The unnamed protagonist and narrator is a poet and teacher, and is in a relationship with his boyfriend L, who also happens to work in the same field.

Just six months into the morbid Covid era, the narrator feels a sharp pain in his gut, which he initially endures, but eventually has to be rushed to a hospital, where he is shifted to the ICU.

That’s where the entire story unfolds. He gets diagnosed with a rare heart condition that has led to the thinning of his aorta. Generally found in elderly people, he is told it could be a result of syphilis. Learning this takes him back to his time in Bulgaria; he believes he got it there from a former lover.

Isolation is a theme that is closely knit with the Covid era, and in Small Rain, it acts as a catalyst for our protagonist as he goes through a life threatening ordeal on his own.

He eventually starts digging deeper into his past, including his difficult relationship with his estranged family, and how it was growing up in a household with a homophobic father, and a mother who wished he wasn’t gay.

A life threatening event can have a cataclysmic effect on one’s life.
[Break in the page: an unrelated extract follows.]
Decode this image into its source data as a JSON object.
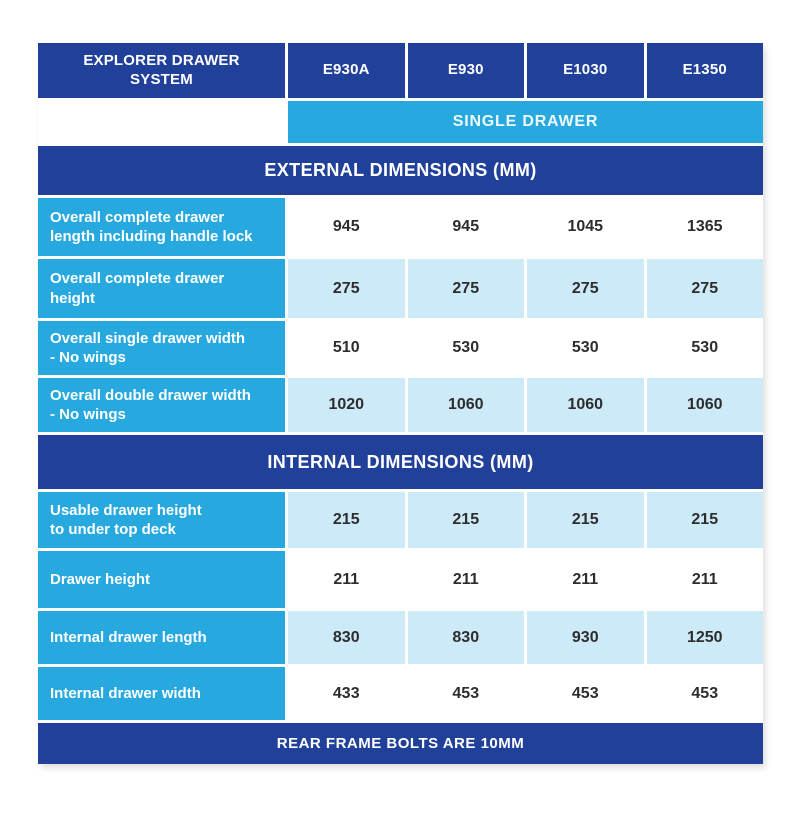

For Greenwell, it was penning this story; for his protagonist, it was re-evaluating his life. The author’s real life experience of going through a medical emergency translates into minute observations around a hospital and inside an ICU.

Whether it is the doctor’s excitement over the protagonist’s rare condition or a mixed encounter with the nurses, all these small but significant portrayals help one visualise the scene in the hospital.

The queer experiences that Greenwell illustrates speak closely to a lot of people from the community, irrespective of nationality, connecting them in their shared grief and euphoria. The body image issues that the protagonist lived with is a reality of many, and so is its fetishisation.

The author has a penchant for blurring the lines between fiction and reality, which is what makes his stories authentic and honest. And, Small Rain is no exception.